EC to look at solvency rules on pensions
EUROPE - The European Commission is to conduct an impact assessment of solvency rules for EU pension funds before it responds to last year's consultation on the topic and a public hearing that was held in Brussels today.
A response, which is unlikely to be a full proposal, is unlikely before this autumn, according to Karel van Hulle, head of the insurance and pensions unit of the directorate general for internal market and services of the European Commission.
"I can assure you that any measure of policy provision...will be accompanied with an impact assessment," van Hulle said.
However, the Commission's likely take on EU solvency rules for pension funds remains unclear. "On the substance of the issue...I think it is important we keep the objective in mind... the safeguards in the system [are] ultimately of crucial importance in this discussion," van Hulle said at the public hearing.
"Whether we are going to extend Solvency II to pension funds or not, whatever initiative is ultimately taken will have to take account of that specificity [safeguards in the system]. Indeed, pension funds are...some type of financial institution but we do have to realise that they also play an important role in financial stability and so will remain on the target of concern," he continued.
Despite an emerging, although still tentative, consensus that Solvency II is not appropriate in its entirety, there is still disagreement on which aspects might be appropriate, and whether harmonisation, in full or in part, is necessary. The 2002 IORP pensions Directive references Solvency I framework, which is due to be replaced on 31 October, 2012.
"Is it fair that for the insurance industry we have a modern framework and for the pensions industry we have an old framework? These are the facts we have to look at," van Hulle asked at today's public meeting.
However, the hearing largely provided a forum for the rehearsal of some already entrenched views.
Michaela Koller, director general of the European Insurance and Reinsurance Federation (CEA), said: "We are talking about the provision of pension products and the extent to whether IORPS and insurance provide the same product they should be treated the same - same product, same risk, same rules." She pointed out the insurance industry's leading position risk modelling and assessment: "We do not see a reason in principle why other sectors should not be going down the same road."
"IORPS and insurance undertakings are not operating on the same playing field or market," countered Chris Verhaegen, secretary general of the European Federation for Retirement Provision. "It is clear that IORPs are structured and operate differently from insurance undertakings," Verhaegen said. "IORPS are financial institutions with a social purpose."
She added: "The question would be, whether applying different rules to the institutions would promote market failure or favour inefficiency...I do not think the case has been made for either."
Wil Beckers, director of DSM Pension Services in the Netherlands, also remarked: "The current financial crisis has cast doubt on some elements of Solvency II, such as the mark-to-market principle and pro-cyclical funding. No case has been made that harmonisation is necessary to protect members' interests."

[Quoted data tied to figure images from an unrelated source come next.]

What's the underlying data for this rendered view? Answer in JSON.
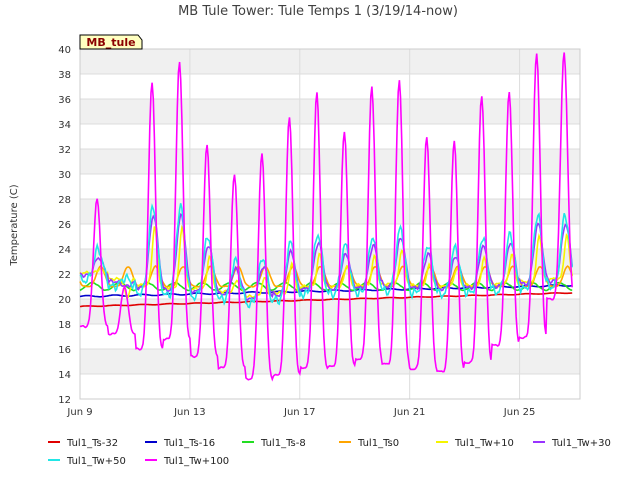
{
  "chart_data": {
    "type": "line",
    "title": "MB Tule Tower: Tule Temps 1 (3/19/14-now)",
    "xlabel": "",
    "ylabel": "Temperature (C)",
    "xlim": [
      9,
      27.2
    ],
    "ylim": [
      12,
      40
    ],
    "yticks": [
      12,
      14,
      16,
      18,
      20,
      22,
      24,
      26,
      28,
      30,
      32,
      34,
      36,
      38,
      40
    ],
    "xticks": [
      {
        "value": 9,
        "label": "Jun 9"
      },
      {
        "value": 13,
        "label": "Jun 13"
      },
      {
        "value": 17,
        "label": "Jun 17"
      },
      {
        "value": 21,
        "label": "Jun 21"
      },
      {
        "value": 25,
        "label": "Jun 25"
      }
    ],
    "grid": true,
    "legend_position": "bottom",
    "station_tag": "MB_tule",
    "series": [
      {
        "name": "Tul1_Ts-32",
        "color": "#e00000",
        "key": "ts32"
      },
      {
        "name": "Tul1_Ts-16",
        "color": "#0000cc",
        "key": "ts16"
      },
      {
        "name": "Tul1_Ts-8",
        "color": "#22dd22",
        "key": "ts8"
      },
      {
        "name": "Tul1_Ts0",
        "color": "#ffa500",
        "key": "ts0"
      },
      {
        "name": "Tul1_Tw+10",
        "color": "#f5f500",
        "key": "tw10"
      },
      {
        "name": "Tul1_Tw+30",
        "color": "#9933ff",
        "key": "tw30"
      },
      {
        "name": "Tul1_Tw+50",
        "color": "#22e6e6",
        "key": "tw50"
      },
      {
        "name": "Tul1_Tw+100",
        "color": "#ff00ff",
        "key": "tw100"
      }
    ],
    "daily_extremes": {
      "days": [
        9,
        10,
        11,
        12,
        13,
        14,
        15,
        16,
        17,
        18,
        19,
        20,
        21,
        22,
        23,
        24,
        25,
        26
      ],
      "tw100_min": [
        17.8,
        17.2,
        16.0,
        16.8,
        15.4,
        14.5,
        13.6,
        13.9,
        14.5,
        14.6,
        15.2,
        14.8,
        14.4,
        14.2,
        14.9,
        16.3,
        16.9,
        20.0
      ],
      "tw100_max": [
        28.0,
        21.0,
        37.3,
        39.0,
        32.3,
        30.0,
        31.6,
        34.6,
        36.5,
        33.4,
        37.0,
        37.5,
        33.0,
        32.6,
        36.3,
        36.5,
        39.7,
        39.7
      ],
      "tw50_max": [
        24.0,
        21.7,
        27.4,
        27.4,
        25.0,
        23.1,
        23.3,
        24.5,
        25.2,
        24.3,
        25.0,
        25.6,
        24.3,
        24.1,
        24.9,
        25.2,
        26.7,
        26.7
      ],
      "tw50_min": [
        21.5,
        21.0,
        20.5,
        20.3,
        20.2,
        20.0,
        19.6,
        19.9,
        20.4,
        20.4,
        20.5,
        20.6,
        20.5,
        20.4,
        20.5,
        20.6,
        20.8,
        21.0
      ]
    },
    "ts32_start": 19.4,
    "ts32_end": 20.5,
    "ts16_start": 20.2,
    "ts16_end": 21.1,
    "ts8_level": 21.0
  }
}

Maarten Camps, director general at the Dutch ministry of social affairs and employment suggested some aspects of Solvency II might be suitable for incorporation into a pensions framework - such as the forward-looking risk basis and the market basis for assessments of assets and liabilities.
Philip Wynn Owen, director general of strategy, information and pensions at the UK's department for work and pensions, reiterated his government's position against harmonisation with Solvency II.
"There seems little sense in suggesting changes to the current regime." he said, pointing out that some countries, like the UK, have a pensions guarantee fund in place.